An amazingly clear, articulate, and independent individual who holds two jobs, an apartment, and the attention of anyone willing to lend an ear, Ashley Wolfe does not fit the usual preconceptions about people with Down syndrome.

“The thing for any parents who have a child with Down syndrome, or a child with a learning disability is not excluding them, but exposing them,” implores Wolfe. “Getting them out there … really giving them as much experience as possible. I can still remember my parents taking me out to museums and the theater, and all kinds of stuff. So that’s really how I got my love for acting, for dancing, I guess for speaking as well.” Although she clearly enjoys acting, Wolfe describes her celebrity as a “side thing,” second in importance to her passion for speaking publicly about her life, and the lives of others with Down syndrome.
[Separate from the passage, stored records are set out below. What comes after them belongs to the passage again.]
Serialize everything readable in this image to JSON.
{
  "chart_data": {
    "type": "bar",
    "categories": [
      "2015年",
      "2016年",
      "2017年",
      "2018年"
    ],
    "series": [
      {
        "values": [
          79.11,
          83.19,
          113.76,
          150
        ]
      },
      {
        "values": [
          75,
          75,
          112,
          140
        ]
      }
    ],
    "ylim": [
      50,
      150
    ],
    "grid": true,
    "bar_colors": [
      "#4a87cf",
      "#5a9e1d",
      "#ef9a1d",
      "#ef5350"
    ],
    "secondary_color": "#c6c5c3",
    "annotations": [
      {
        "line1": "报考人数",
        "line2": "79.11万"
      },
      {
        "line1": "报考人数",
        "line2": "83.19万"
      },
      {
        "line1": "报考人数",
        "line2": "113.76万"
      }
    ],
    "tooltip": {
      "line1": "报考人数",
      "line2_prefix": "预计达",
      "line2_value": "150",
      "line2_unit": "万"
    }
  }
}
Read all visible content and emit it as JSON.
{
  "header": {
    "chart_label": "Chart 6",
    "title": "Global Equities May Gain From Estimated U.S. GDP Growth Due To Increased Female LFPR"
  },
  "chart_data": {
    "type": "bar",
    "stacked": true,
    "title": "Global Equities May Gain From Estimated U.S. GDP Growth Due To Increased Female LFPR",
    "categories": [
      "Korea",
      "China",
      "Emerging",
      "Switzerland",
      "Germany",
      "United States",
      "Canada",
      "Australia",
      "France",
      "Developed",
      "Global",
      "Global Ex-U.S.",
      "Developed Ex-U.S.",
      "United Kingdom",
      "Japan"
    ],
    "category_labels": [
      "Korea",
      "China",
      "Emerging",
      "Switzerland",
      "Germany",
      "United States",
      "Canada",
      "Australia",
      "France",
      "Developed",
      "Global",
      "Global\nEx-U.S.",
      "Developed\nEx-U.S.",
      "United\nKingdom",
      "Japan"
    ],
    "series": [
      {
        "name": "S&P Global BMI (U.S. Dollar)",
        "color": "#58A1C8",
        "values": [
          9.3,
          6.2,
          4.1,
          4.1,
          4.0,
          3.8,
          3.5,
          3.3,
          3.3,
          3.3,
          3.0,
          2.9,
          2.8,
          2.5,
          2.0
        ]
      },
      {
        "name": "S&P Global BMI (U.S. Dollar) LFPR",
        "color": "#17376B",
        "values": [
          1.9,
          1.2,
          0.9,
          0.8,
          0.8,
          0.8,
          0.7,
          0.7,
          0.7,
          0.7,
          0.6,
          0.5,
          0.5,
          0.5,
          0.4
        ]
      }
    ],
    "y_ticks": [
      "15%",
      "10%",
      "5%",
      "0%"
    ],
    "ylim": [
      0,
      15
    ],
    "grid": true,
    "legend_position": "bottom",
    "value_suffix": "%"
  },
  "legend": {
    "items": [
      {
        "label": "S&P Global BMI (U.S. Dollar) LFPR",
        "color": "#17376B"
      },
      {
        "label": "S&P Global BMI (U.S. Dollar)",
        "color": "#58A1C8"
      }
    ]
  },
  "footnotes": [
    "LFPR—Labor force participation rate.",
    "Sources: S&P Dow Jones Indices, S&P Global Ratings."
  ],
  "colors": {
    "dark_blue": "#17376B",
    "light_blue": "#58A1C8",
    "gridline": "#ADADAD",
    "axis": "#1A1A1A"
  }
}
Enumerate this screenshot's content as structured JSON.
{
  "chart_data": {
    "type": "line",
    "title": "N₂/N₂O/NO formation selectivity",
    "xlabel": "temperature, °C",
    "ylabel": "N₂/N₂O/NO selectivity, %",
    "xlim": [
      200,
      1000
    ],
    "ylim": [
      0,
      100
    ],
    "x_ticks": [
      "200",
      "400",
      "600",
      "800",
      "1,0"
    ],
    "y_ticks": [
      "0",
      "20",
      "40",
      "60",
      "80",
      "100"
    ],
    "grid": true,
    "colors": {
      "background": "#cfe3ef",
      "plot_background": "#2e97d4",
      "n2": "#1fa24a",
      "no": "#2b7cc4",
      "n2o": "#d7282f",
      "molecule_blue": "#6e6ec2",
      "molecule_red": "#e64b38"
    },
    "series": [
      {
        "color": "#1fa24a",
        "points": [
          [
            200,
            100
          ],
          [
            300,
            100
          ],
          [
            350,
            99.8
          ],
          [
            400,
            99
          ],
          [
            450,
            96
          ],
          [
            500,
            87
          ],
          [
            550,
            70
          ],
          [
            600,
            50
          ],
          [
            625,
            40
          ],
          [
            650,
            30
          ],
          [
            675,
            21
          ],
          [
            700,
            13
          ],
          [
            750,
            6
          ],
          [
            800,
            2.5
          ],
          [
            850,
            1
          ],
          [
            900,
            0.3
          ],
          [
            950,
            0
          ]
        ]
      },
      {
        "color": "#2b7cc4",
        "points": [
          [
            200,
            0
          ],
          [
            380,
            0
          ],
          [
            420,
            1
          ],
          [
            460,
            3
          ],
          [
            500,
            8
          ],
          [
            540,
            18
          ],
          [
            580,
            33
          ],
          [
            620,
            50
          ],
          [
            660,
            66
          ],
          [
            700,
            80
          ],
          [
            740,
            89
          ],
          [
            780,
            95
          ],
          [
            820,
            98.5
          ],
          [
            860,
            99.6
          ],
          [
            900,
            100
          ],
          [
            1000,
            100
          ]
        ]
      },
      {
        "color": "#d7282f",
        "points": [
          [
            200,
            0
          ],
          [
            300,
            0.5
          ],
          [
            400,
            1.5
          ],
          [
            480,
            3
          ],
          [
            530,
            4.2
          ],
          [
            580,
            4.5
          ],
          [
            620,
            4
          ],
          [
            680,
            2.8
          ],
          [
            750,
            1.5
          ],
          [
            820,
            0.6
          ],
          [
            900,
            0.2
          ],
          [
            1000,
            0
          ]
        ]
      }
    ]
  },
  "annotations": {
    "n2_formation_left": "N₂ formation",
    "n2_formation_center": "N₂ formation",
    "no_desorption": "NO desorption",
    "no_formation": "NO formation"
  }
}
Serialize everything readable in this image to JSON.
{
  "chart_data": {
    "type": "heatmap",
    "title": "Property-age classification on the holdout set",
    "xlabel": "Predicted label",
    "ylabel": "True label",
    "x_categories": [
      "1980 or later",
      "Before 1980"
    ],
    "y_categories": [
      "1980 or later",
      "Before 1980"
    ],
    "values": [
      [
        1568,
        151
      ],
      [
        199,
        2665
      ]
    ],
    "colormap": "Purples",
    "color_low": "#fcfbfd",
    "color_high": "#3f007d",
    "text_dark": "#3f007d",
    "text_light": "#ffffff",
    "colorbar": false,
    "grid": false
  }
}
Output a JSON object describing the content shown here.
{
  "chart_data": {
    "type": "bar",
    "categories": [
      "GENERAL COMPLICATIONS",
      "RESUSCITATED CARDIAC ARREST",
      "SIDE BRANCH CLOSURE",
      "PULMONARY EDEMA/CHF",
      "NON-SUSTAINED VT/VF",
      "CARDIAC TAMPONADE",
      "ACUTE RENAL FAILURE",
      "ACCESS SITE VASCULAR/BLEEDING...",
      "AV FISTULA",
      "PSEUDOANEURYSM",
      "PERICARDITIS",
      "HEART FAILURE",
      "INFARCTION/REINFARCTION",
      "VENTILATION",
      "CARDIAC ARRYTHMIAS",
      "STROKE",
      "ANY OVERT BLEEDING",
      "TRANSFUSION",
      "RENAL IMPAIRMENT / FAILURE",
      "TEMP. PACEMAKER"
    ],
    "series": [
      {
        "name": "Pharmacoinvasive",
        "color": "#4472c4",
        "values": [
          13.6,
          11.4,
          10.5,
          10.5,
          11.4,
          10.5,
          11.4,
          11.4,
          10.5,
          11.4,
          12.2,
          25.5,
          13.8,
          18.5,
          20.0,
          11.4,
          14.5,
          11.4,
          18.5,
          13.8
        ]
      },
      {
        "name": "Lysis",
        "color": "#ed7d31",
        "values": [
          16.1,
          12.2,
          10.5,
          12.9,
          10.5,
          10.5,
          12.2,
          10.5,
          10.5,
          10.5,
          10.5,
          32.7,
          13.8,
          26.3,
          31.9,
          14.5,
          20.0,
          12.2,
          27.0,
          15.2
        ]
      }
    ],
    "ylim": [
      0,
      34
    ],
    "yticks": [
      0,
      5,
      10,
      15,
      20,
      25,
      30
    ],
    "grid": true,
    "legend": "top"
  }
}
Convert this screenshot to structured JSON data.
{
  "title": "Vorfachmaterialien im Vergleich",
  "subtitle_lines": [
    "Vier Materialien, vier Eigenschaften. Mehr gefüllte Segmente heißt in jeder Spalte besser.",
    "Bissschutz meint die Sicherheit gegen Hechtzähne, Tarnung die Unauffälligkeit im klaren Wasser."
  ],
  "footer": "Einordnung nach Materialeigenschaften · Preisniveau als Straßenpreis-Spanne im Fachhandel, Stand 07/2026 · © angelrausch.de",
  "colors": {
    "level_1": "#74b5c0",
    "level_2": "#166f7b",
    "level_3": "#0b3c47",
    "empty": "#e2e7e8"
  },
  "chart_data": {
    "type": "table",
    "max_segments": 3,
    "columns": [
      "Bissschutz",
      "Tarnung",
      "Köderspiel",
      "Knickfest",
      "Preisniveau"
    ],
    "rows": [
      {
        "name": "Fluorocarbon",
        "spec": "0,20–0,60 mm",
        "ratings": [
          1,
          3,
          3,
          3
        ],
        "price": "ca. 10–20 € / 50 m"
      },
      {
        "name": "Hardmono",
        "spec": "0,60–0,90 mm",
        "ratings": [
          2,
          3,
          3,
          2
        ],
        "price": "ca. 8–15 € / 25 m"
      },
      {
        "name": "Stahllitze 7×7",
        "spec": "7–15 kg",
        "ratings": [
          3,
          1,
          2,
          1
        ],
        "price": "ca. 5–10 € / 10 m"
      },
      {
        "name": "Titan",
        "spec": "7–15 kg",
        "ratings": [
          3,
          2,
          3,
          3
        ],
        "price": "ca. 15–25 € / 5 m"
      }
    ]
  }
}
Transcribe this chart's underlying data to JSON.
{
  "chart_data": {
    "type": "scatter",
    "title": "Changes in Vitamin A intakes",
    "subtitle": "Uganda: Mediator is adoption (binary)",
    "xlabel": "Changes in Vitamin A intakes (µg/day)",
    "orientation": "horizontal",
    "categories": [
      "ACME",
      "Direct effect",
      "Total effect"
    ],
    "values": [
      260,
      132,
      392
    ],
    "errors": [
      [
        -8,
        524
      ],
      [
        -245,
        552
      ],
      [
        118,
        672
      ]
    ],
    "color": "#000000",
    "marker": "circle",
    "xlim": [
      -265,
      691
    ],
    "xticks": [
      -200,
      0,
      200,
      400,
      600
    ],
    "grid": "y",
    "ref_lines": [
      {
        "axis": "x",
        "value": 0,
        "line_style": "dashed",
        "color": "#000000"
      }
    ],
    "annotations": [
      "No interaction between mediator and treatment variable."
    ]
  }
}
“There are so many people who are – I hate to use this term but I’m going to – ‘ill-educated.’ They make assumptions and pre-judgments of us. We’ve always been classified as a group, and I’m trying to get away from that and make people see that we are individuals … that we’re no different from anybody else. We have the same rights. The biggest thing is breaking barriers – breaking stereotypes is my thing. Trying to change people’s minds is my message … opening minds.”

From Hollywood to Harvard and beyond, Ashley Wolfe is the right messenger for the job.